The updated strategy reaffirms the priorities set out in the March 2020 Communication, published the day before the World Health Organisation declared COVID-19 a pandemic, while responding to the lessons learned from the crisis to boost the recovery and enhance the EU’s open strategic autonomy. It proposes new measures to strengthen the resilience of the Single Market, especially in times of crisis. It addresses the need to better understand our dependencies in key strategic areas and presents a toolbox to address them. It offers new measures to accelerate the green and digital transitions. The updated strategy also responds to calls to identify and monitor the main indicators of the competitiveness of the EU economy as a whole: single market integration, productivity growth, international competitiveness, public and private investment and R&D investment.

Importantly, the SME dimension is at the core of the updated strategy with tailored financial support and measures to enable SMEs and start-ups to embrace the twin transitions. The Commission intends to appoint Mr Vazil Hudák as the SME Envoy. His appointment is currently being finalised.

The updated Industrial strategy focuses on the following key areas:

Strengthening Single Market resilience

The Single Market has been severely tested by supply restrictions, border closures and fragmentation following the COVID-19 outbreak. The crisis highlighted the essential need to uphold the free movement of persons, goods, services and capital in the Single Market and the need to work together to strengthen its resilience to disruptions.

Dealing with the EU’s strategic dependencies

Openness to trade and investment is a strength and source of growth and resilience for the EU, which is a major importer and exporter. Yet the pandemic also triggered wider awareness of the need to analyse and address strategic dependencies, both technological and industrial.

Accelerating the twin transitions

The 2020 Industrial strategy announced actions to support the green and digital transitions of EU industry, but the pandemic has drastically affected the speed and scale of this transformation. Therefore, the Commission outlines new measures to support the business case for the green and digital transitions, by:

  • Co-creating transition pathways in partnership with industry, public authorities, social partners and other stakeholders, where needed, starting with tourism and energy intensive industries.
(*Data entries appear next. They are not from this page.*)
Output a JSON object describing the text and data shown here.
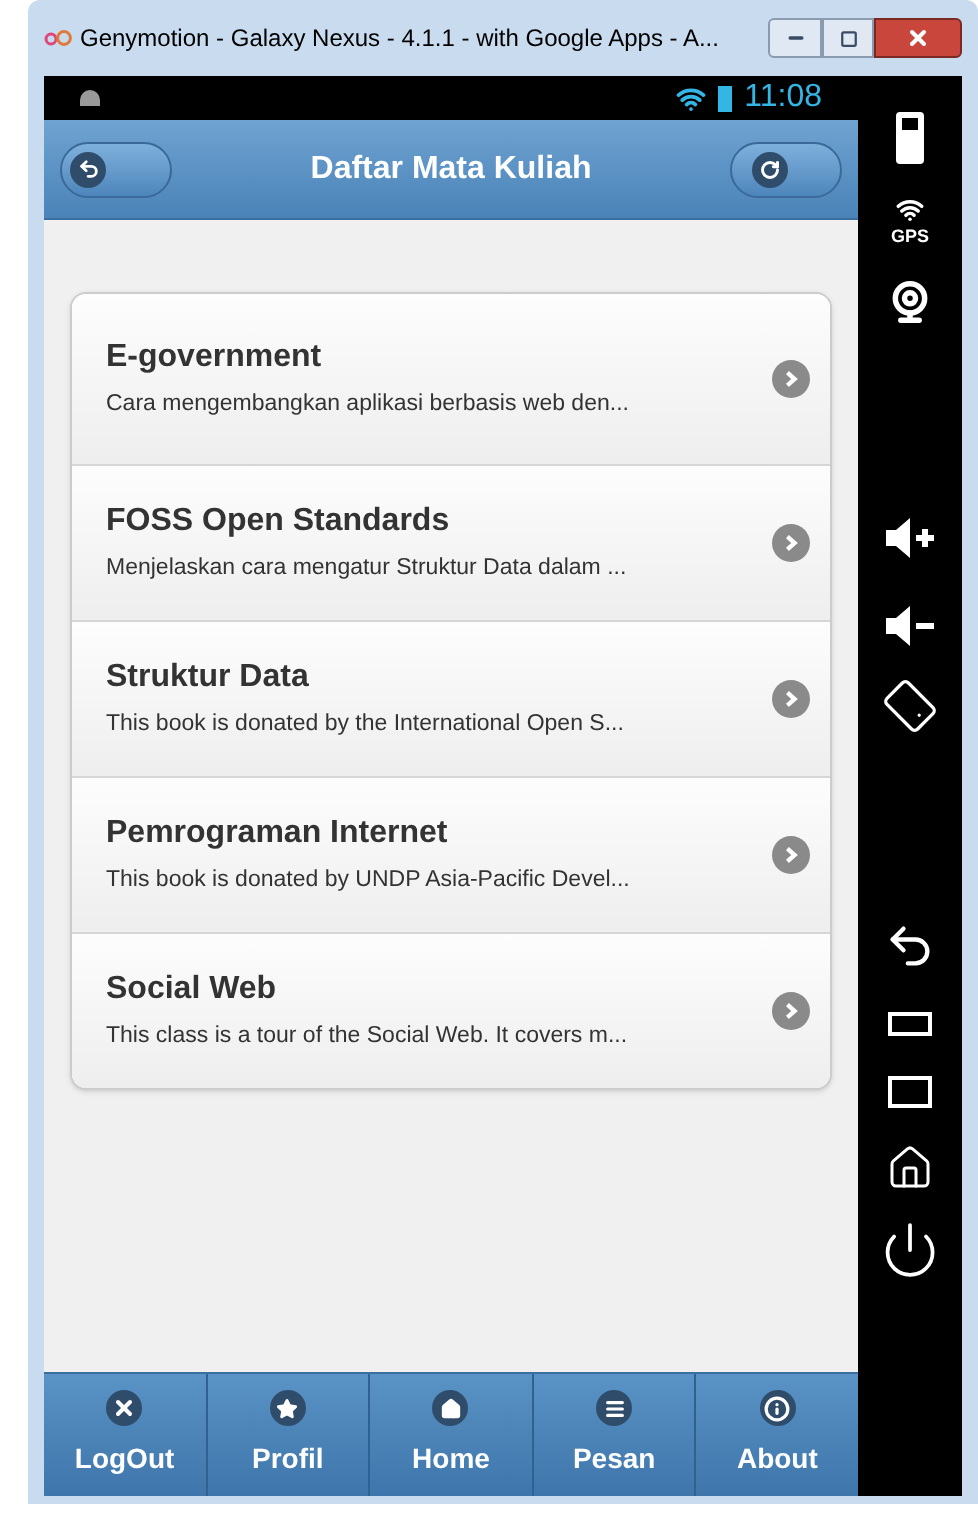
{
  "window": {
    "title": "Genymotion - Galaxy Nexus - 4.1.1 - with Google Apps - A..."
  },
  "status_bar": {
    "time": "11:08"
  },
  "header": {
    "title": "Daftar Mata Kuliah"
  },
  "courses": [
    {
      "title": "E-government",
      "description": "Cara mengembangkan aplikasi berbasis web den..."
    },
    {
      "title": "FOSS Open Standards",
      "description": "Menjelaskan cara mengatur Struktur Data dalam ..."
    },
    {
      "title": "Struktur Data",
      "description": "This book is donated by the International Open S..."
    },
    {
      "title": "Pemrograman Internet",
      "description": "This book is donated by UNDP Asia-Pacific Devel..."
    },
    {
      "title": "Social Web",
      "description": "This class is a tour of the Social Web. It covers m..."
    }
  ],
  "footer": [
    {
      "label": "LogOut",
      "kind": "close"
    },
    {
      "label": "Profil",
      "kind": "star"
    },
    {
      "label": "Home",
      "kind": "home"
    },
    {
      "label": "Pesan",
      "kind": "list"
    },
    {
      "label": "About",
      "kind": "info"
    }
  ],
  "side_panel": {
    "gps_label": "GPS"
  }
}
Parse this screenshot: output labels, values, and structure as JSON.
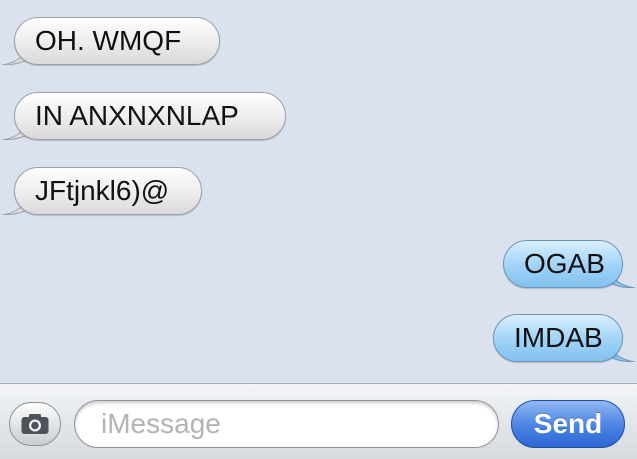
{
  "thread": {
    "messages": [
      {
        "sender": "received",
        "text": "OH. WMQF"
      },
      {
        "sender": "received",
        "text": "IN ANXNXNLAP"
      },
      {
        "sender": "received",
        "text": "JFtjnkl6)@"
      },
      {
        "sender": "sent",
        "text": "OGAB"
      },
      {
        "sender": "sent",
        "text": "IMDAB"
      }
    ]
  },
  "composer": {
    "camera_icon": "camera-icon",
    "input_placeholder": "iMessage",
    "send_label": "Send"
  },
  "colors": {
    "background": "#dbe2ed",
    "received_bubble": "#e9e9e9",
    "sent_bubble": "#9fd2f7",
    "send_button": "#4f88e6"
  }
}
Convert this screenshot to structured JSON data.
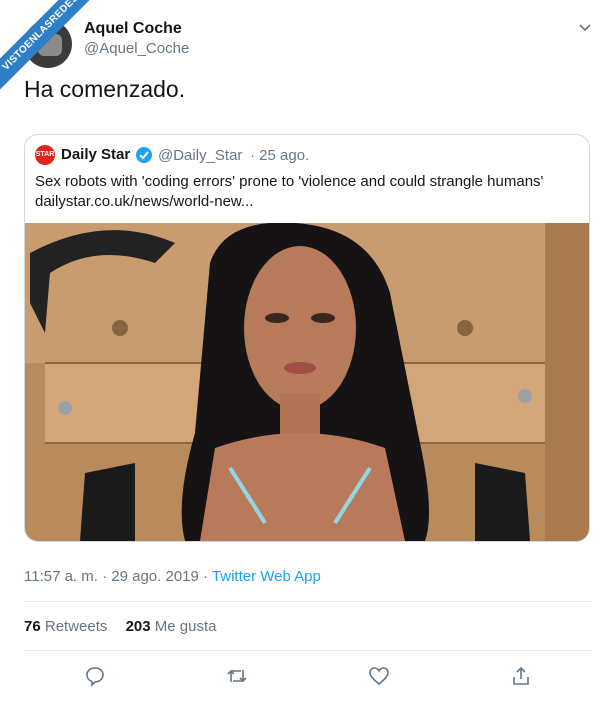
{
  "watermark": "VISTOENLASREDES",
  "author": {
    "name": "Aquel Coche",
    "handle": "@Aquel_Coche"
  },
  "tweet": {
    "text": "Ha comenzado."
  },
  "quote": {
    "logo_text": "STAR",
    "name": "Daily Star",
    "handle": "@Daily_Star",
    "date": "· 25 ago.",
    "text_line1": "Sex robots with 'coding errors' prone to 'violence and could strangle humans'",
    "text_line2": "dailystar.co.uk/news/world-new..."
  },
  "meta": {
    "time": "11:57 a. m. · 29 ago. 2019 · ",
    "source": "Twitter Web App"
  },
  "stats": {
    "retweets_count": "76",
    "retweets_label": "Retweets",
    "likes_count": "203",
    "likes_label": "Me gusta"
  },
  "colors": {
    "accent": "#1da1f2",
    "muted": "#657786",
    "text": "#14171a",
    "border": "#cfd9de",
    "brand_red": "#e0241b"
  },
  "icons": [
    "chevron-down-icon",
    "verified-badge-icon",
    "reply-icon",
    "retweet-icon",
    "like-icon",
    "share-icon"
  ]
}
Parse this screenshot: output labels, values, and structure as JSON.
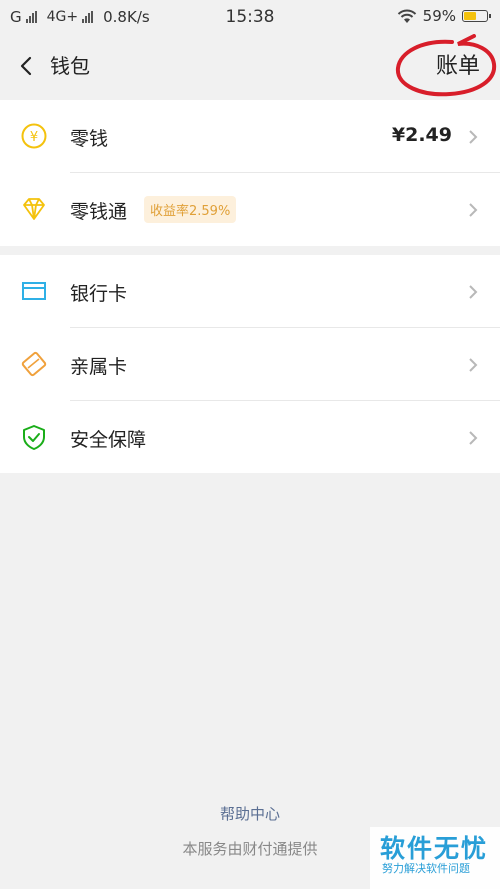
{
  "status_bar": {
    "carrier1": "G",
    "carrier2": "4G+",
    "speed": "0.8K/s",
    "time": "15:38",
    "battery": "59%",
    "battery_level": 0.59
  },
  "nav": {
    "title": "钱包",
    "bill_label": "账单"
  },
  "items_group1": [
    {
      "label": "零钱",
      "value": "¥2.49",
      "icon": "coin-icon"
    },
    {
      "label": "零钱通",
      "badge": "收益率2.59%",
      "icon": "diamond-icon"
    }
  ],
  "items_group2": [
    {
      "label": "银行卡",
      "icon": "card-icon"
    },
    {
      "label": "亲属卡",
      "icon": "family-card-icon"
    },
    {
      "label": "安全保障",
      "icon": "shield-icon"
    }
  ],
  "footer": {
    "help": "帮助中心",
    "provider": "本服务由财付通提供"
  },
  "watermark": {
    "title": "软件无忧",
    "subtitle": "努力解决软件问题"
  },
  "colors": {
    "accent_yellow": "#f4c20d",
    "card_blue": "#2fb0e6",
    "family_orange": "#f0a13c",
    "shield_green": "#1aad19",
    "annotation_red": "#d81e2a"
  }
}
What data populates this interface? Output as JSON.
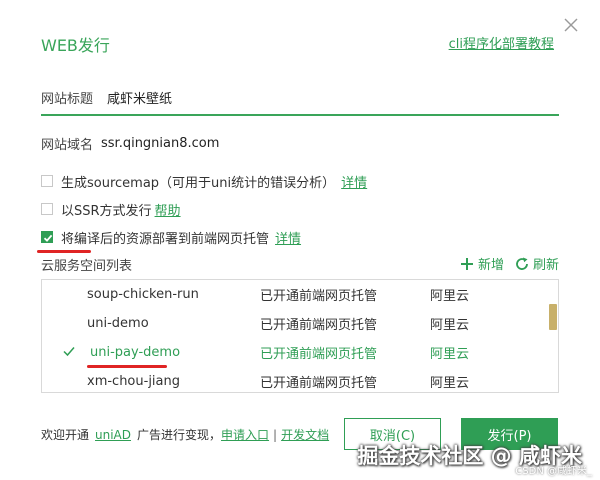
{
  "dialog": {
    "title": "WEB发行",
    "cli_link": "cli程序化部署教程"
  },
  "site_title": {
    "label": "网站标题",
    "value": "咸虾米壁纸"
  },
  "site_domain": {
    "label": "网站域名",
    "value": "ssr.qingnian8.com"
  },
  "options": [
    {
      "label": "生成sourcemap（可用于uni统计的错误分析）",
      "link": "详情",
      "checked": false
    },
    {
      "label": "以SSR方式发行",
      "link": "帮助",
      "checked": false
    },
    {
      "label": "将编译后的资源部署到前端网页托管",
      "link": "详情",
      "checked": true
    }
  ],
  "cloud": {
    "section_title": "云服务空间列表",
    "add_label": "新增",
    "refresh_label": "刷新",
    "rows": [
      {
        "name": "soup-chicken-run",
        "status": "已开通前端网页托管",
        "provider": "阿里云",
        "selected": false
      },
      {
        "name": "uni-demo",
        "status": "已开通前端网页托管",
        "provider": "阿里云",
        "selected": false
      },
      {
        "name": "uni-pay-demo",
        "status": "已开通前端网页托管",
        "provider": "阿里云",
        "selected": true
      },
      {
        "name": "xm-chou-jiang",
        "status": "已开通前端网页托管",
        "provider": "阿里云",
        "selected": false
      }
    ]
  },
  "footer": {
    "prefix": "欢迎开通",
    "uniad": "uniAD",
    "middle": "广告进行变现，",
    "apply": "申请入口",
    "separator": "|",
    "docs": "开发文档"
  },
  "buttons": {
    "cancel": "取消(C)",
    "publish": "发行(P)"
  },
  "watermark": "掘金技术社区 @ 咸虾米",
  "csdn_watermark": "CSDN @咸虾米_",
  "colors": {
    "accent": "#2f9e55",
    "title_green": "#3aa55a",
    "marker_red": "#e02424"
  }
}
Such pathways could offer a better bottom-up understanding of the scale, cost and conditions of the required action to accompany the twin transitions for the most relevant ecosystems leading to an actionable plan in favour of sustainable competitiveness;
  • Providing a coherent regulatory framework to achieve the objectives of Europe’s Digital Decade and the ‘Fit for 55′ ambitions, including by accelerating the rollout of renewable energy sources and by ensuring access to abundant, affordable and decarbonised electricity ;
  • Providing SMEs with Sustainability Advisors and supporting data-driven business models to make the most out of the green and digital transitions;
  • Investing to upskill and reskill to support the twin transitions.

The ongoing extensive review of the EU competition rules also makes sure that they are fit to support the green and digital transitions to the benefit of Europeans, at a time when the global competitive landscape is also fundamentally changing.